基于2D特征的运动估计
基于2D特征的运动估计是从两个或多个匹配的2D点的集合中估计运动的问题。它涉及以下技术点:
- 特征的提取和匹配
- 运动估计
特征提取和匹配
这个过程主要包括三个步骤,即:
- 特征提取
- 光流法追踪匹配的点
- 筛选有效的特征点
根据这个路线,一种经典的代码构成如下:
#include <iostream>
#include <opencv2/opencv.hpp>
using namespace std;
using namespace cv;
void main()
{
VideoCapture cap("xxx.mp4");
if (!cap.isOpened())
return -1;
// Get frame count
int n_frames = int(cap.get(CAP_PROP_FRAME_COUNT));
// Get width and height of video stream
int w = int(cap.get(CAP_PROP_FRAME_WIDTH));
int h = int(cap.get(CAP_PROP_FRAME_HEIGHT));
// Get frames per second (fps)
double fps = cap.get(cv::CAP_PROP_FPS);
Mat curr, curr_gray;
Mat prev, prev_gray;
for (int i = 1; i < n_frames - 1; i++)
{
// Vector from previous and current feature points
vector <Point2f> prev_pts, curr_pts;
// Detect features in previous frame
goodFeaturesToTrack(prev_gray, prev_pts, 200, 0.01, 30);
// Read next frame
bool success = cap.read(curr);
if (!success) break;
// Convert to grayscale
cvtColor(curr, curr_gray, COLOR_BGR2GRAY);
// Calculate optical flow (i.e. track feature points)
vector <uchar> status;
vector <float> err;
calcOpticalFlowPyrLK(prev_gray, curr_gray, prev_pts, curr_pts, status, err);
// Filter only valid points
auto prev_it = prev_pts.begin();
auto curr_it = curr_pts.begin();
for (size_t k = 0; k < status.size(); k++)
{
if (status[k])
{
prev_it++;
curr_it++;
}
else
{
prev_it = prev_pts.erase(prev_it);
curr_it = curr_pts.erase(curr_it);
}
}
}
}
利用goodFeaturesToTrack()
和calcOpticalFlowPyrLK()
,这一套组合拳下来,很容实现特征的提取和匹配。
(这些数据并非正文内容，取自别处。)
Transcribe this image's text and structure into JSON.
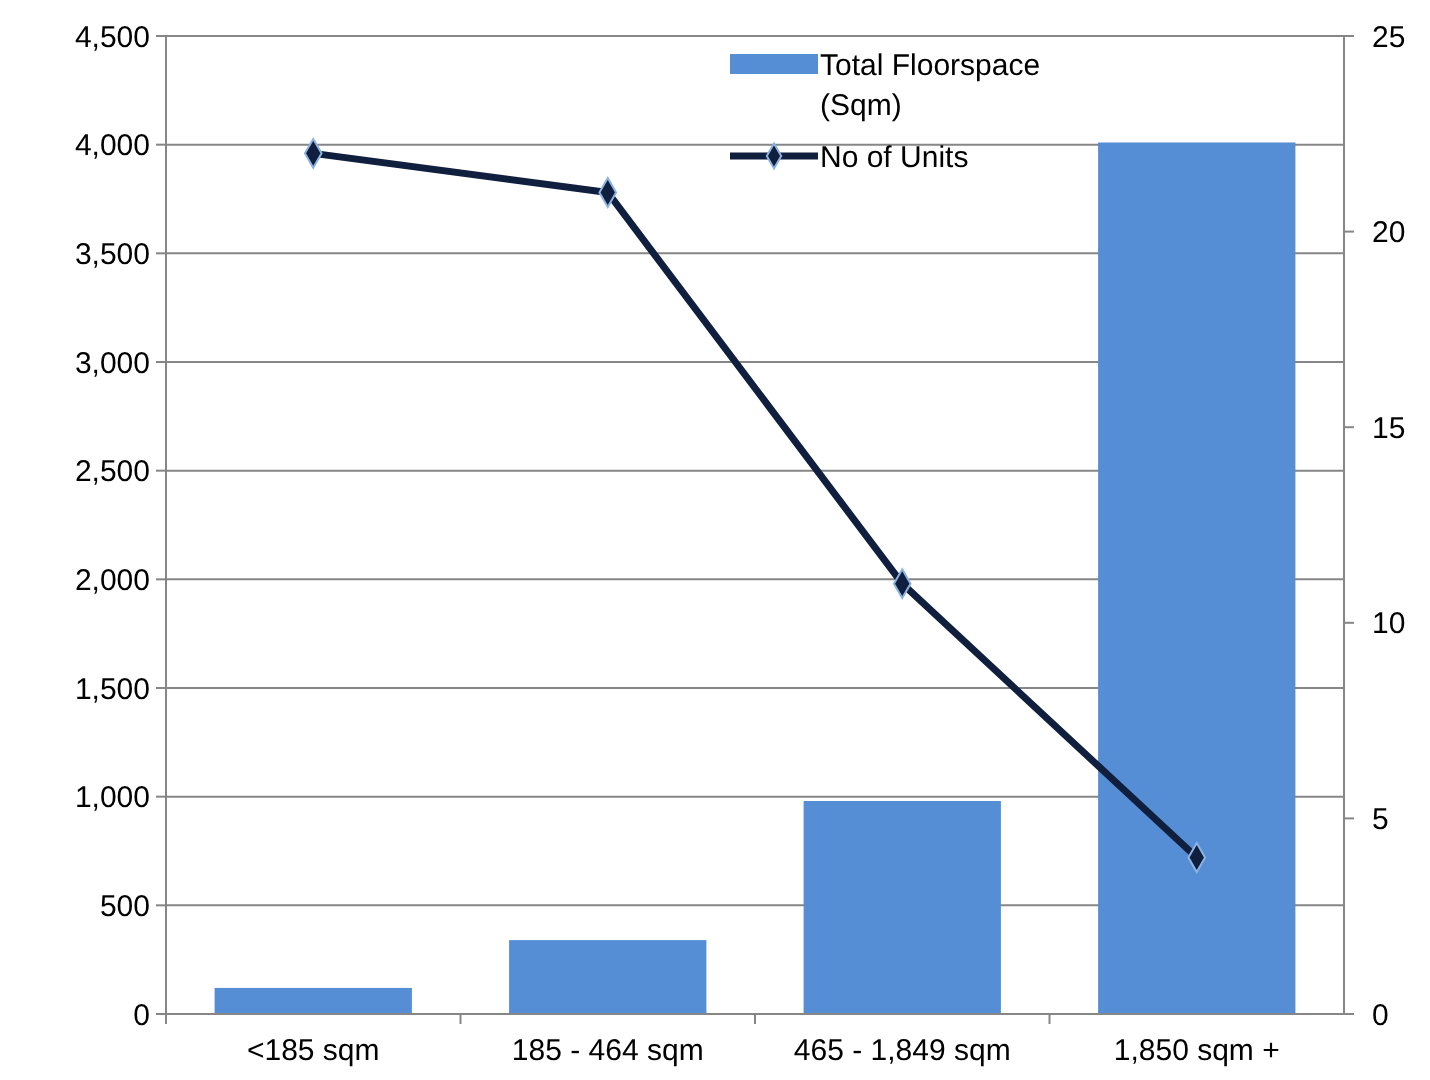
{
  "chart_data": {
    "type": "bar",
    "categories": [
      "<185 sqm",
      "185 - 464 sqm",
      "465 - 1,849 sqm",
      "1,850 sqm +"
    ],
    "series": [
      {
        "name": "Total Floorspace (Sqm)",
        "color": "#558ed5",
        "values": [
          120,
          340,
          980,
          4010
        ]
      },
      {
        "name": "No of Units",
        "type": "line",
        "axis": "y2",
        "color": "#0f1f3d",
        "values": [
          22,
          21,
          11,
          4
        ],
        "marker": "diamond"
      }
    ],
    "ylim": [
      0,
      4500
    ],
    "yticks": [
      {
        "value": 0,
        "label": "0"
      },
      {
        "value": 500,
        "label": "500"
      },
      {
        "value": 1000,
        "label": "1,000"
      },
      {
        "value": 1500,
        "label": "1,500"
      },
      {
        "value": 2000,
        "label": "2,000"
      },
      {
        "value": 2500,
        "label": "2,500"
      },
      {
        "value": 3000,
        "label": "3,000"
      },
      {
        "value": 3500,
        "label": "3,500"
      },
      {
        "value": 4000,
        "label": "4,000"
      },
      {
        "value": 4500,
        "label": "4,500"
      }
    ],
    "y2lim": [
      0,
      25
    ],
    "y2ticks": [
      0,
      5,
      10,
      15,
      20,
      25
    ],
    "grid": "y",
    "legend": "top right"
  }
}
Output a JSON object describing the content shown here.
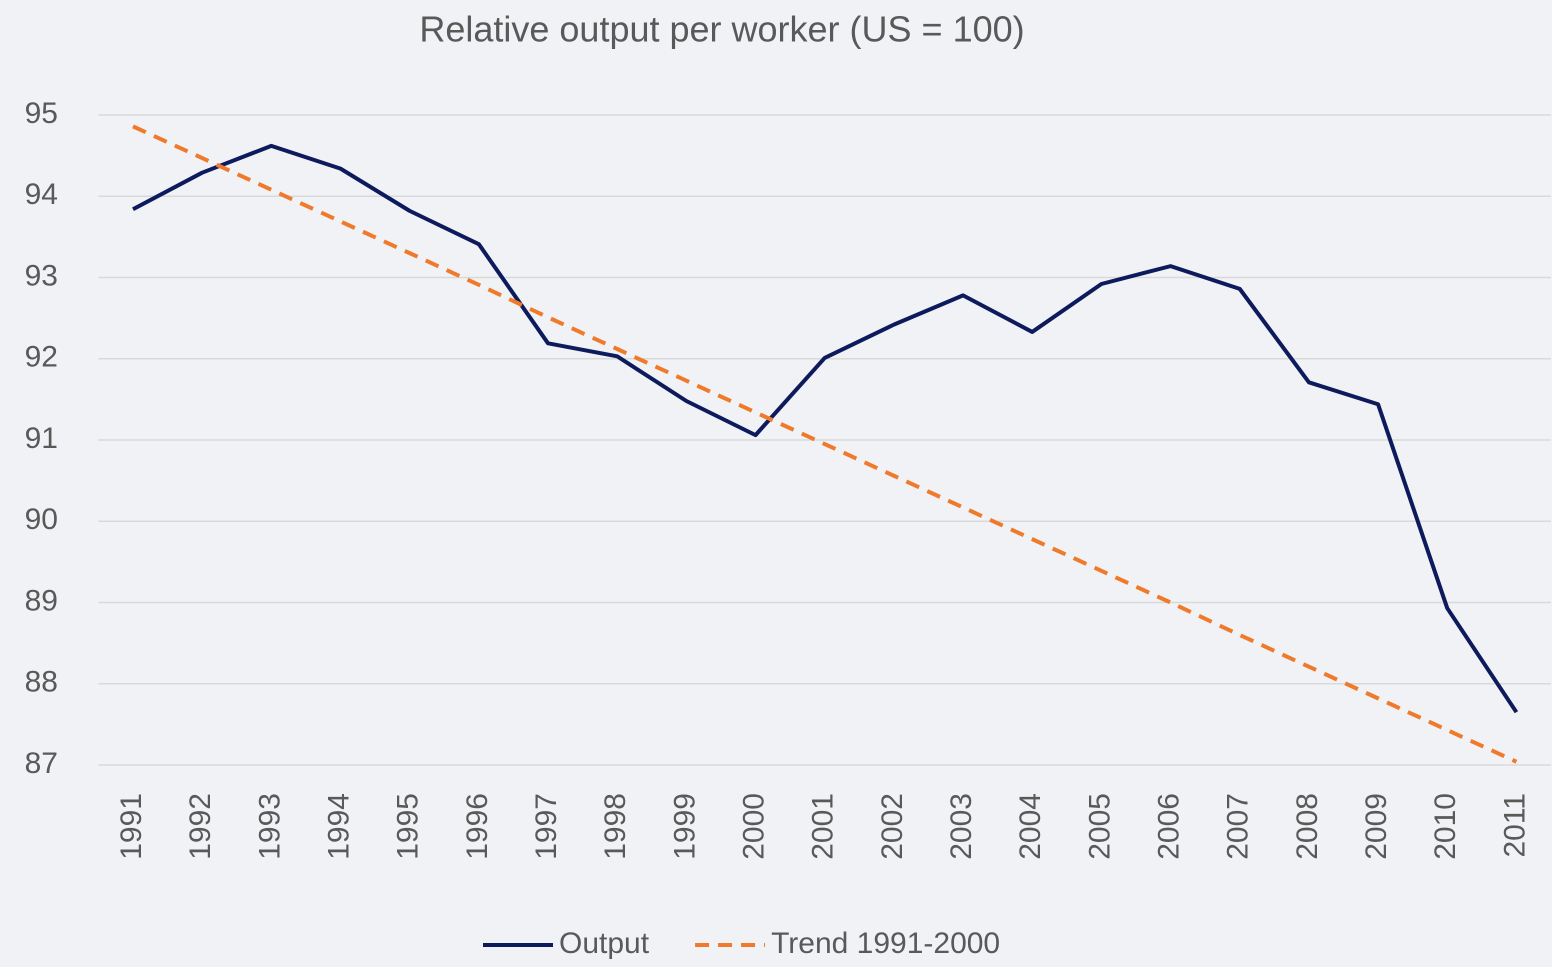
{
  "chart_data": {
    "type": "line",
    "title": "Relative output per worker (US = 100)",
    "categories": [
      "1991",
      "1992",
      "1993",
      "1994",
      "1995",
      "1996",
      "1997",
      "1998",
      "1999",
      "2000",
      "2001",
      "2002",
      "2003",
      "2004",
      "2005",
      "2006",
      "2007",
      "2008",
      "2009",
      "2010",
      "2011"
    ],
    "series": [
      {
        "name": "Output",
        "color": "#0d1a5c",
        "dash": false,
        "values": [
          93.84,
          94.29,
          94.62,
          94.34,
          93.82,
          93.41,
          92.19,
          92.03,
          91.48,
          91.06,
          92.01,
          92.42,
          92.78,
          92.33,
          92.92,
          93.14,
          92.86,
          91.71,
          91.44,
          88.93,
          87.65
        ]
      },
      {
        "name": "Trend 1991-2000",
        "color": "#f07a2b",
        "dash": true,
        "values": [
          94.86,
          94.47,
          94.08,
          93.69,
          93.3,
          92.91,
          92.51,
          92.12,
          91.73,
          91.34,
          90.95,
          90.56,
          90.17,
          89.78,
          89.39,
          89.0,
          88.6,
          88.21,
          87.82,
          87.43,
          87.04
        ]
      }
    ],
    "ylim": [
      87,
      95
    ],
    "yticks": [
      87,
      88,
      89,
      90,
      91,
      92,
      93,
      94,
      95
    ],
    "grid": true,
    "legend": "bottom"
  }
}
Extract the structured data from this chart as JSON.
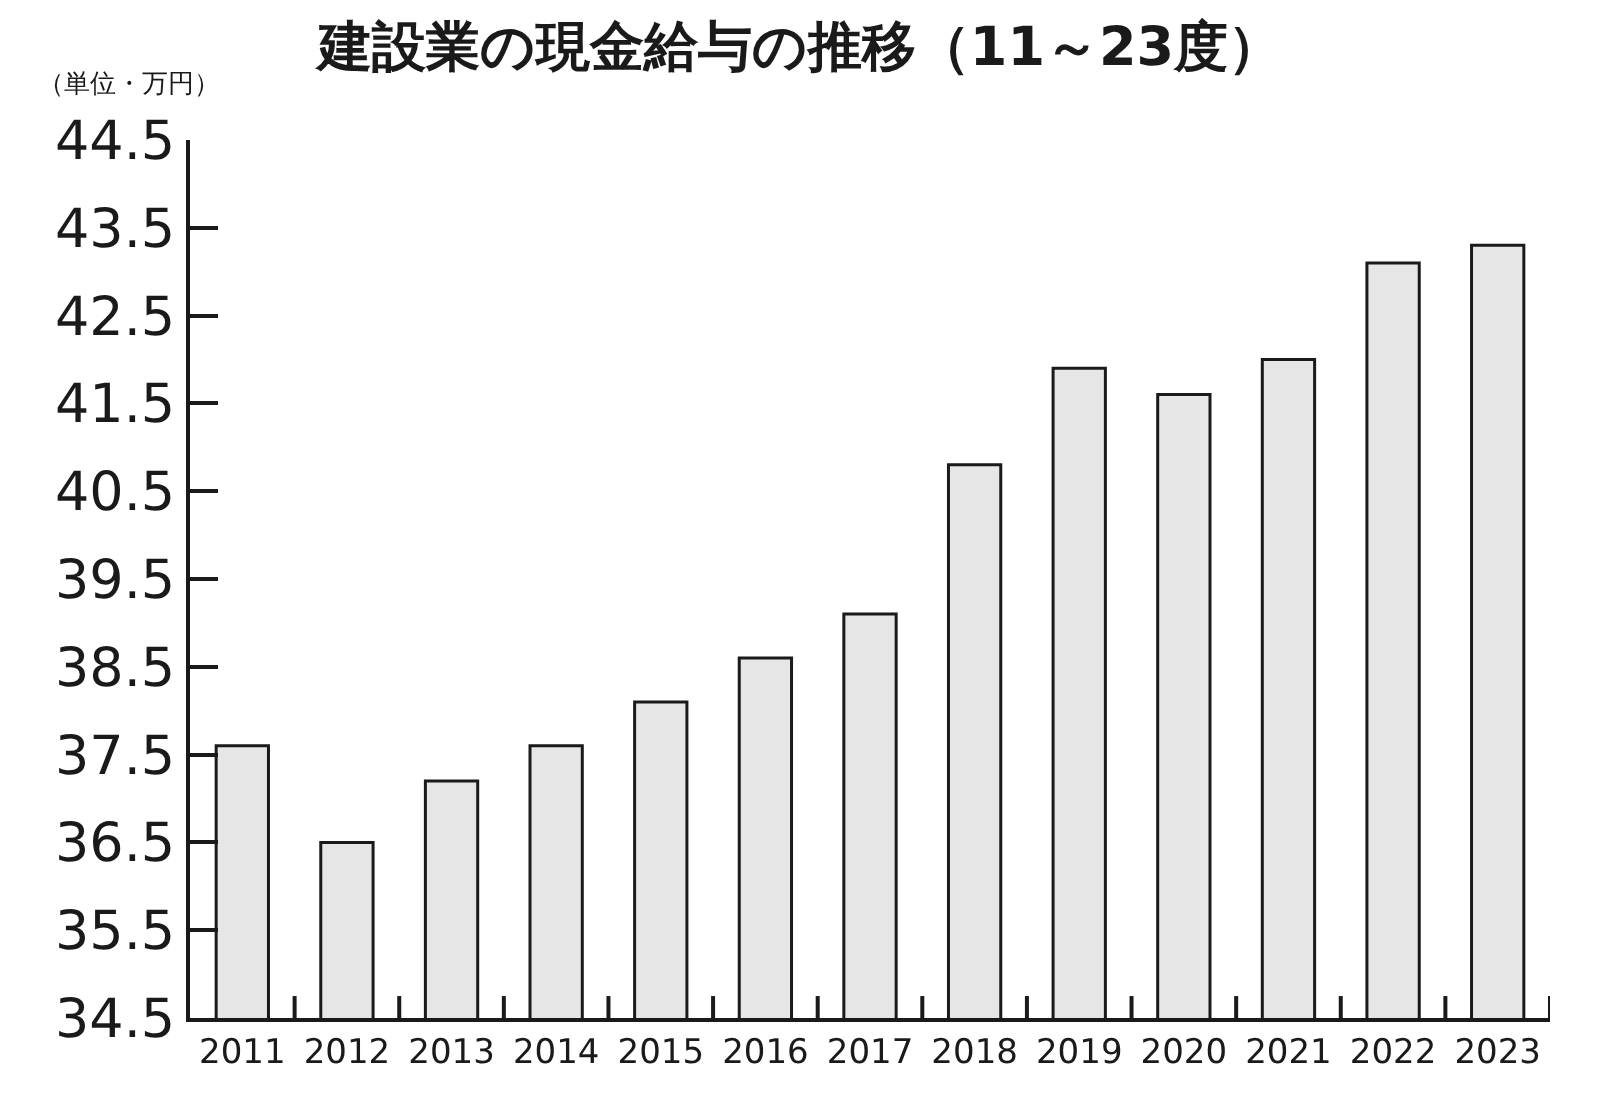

然而,这背后涉及了很多算法及大佬们的思想,后续通过阅读opencv的源码,学习大佬们的精髓。
运动估计
2D运动估计的原理就是计算2D变换。2D变换根据自由度的不同可以分为旋转、平移、相似变换、仿射变换以及投影变换(透视变换)等变换。
2D坐标变换中,旋转、相似都属于线性变换,平移则不属于线性变换。但在齐次坐标系下,平移也变成了线性,上述所有变换将可以由一个变换矩阵来表示,即单应性矩阵。原因是,在透视空间中,平移被看作是一个剪切变换。因此,在2D或3D欧几里空间中,平移是一个非线性变换,但在3D或4D齐次坐标下,就变成了一个线性变换。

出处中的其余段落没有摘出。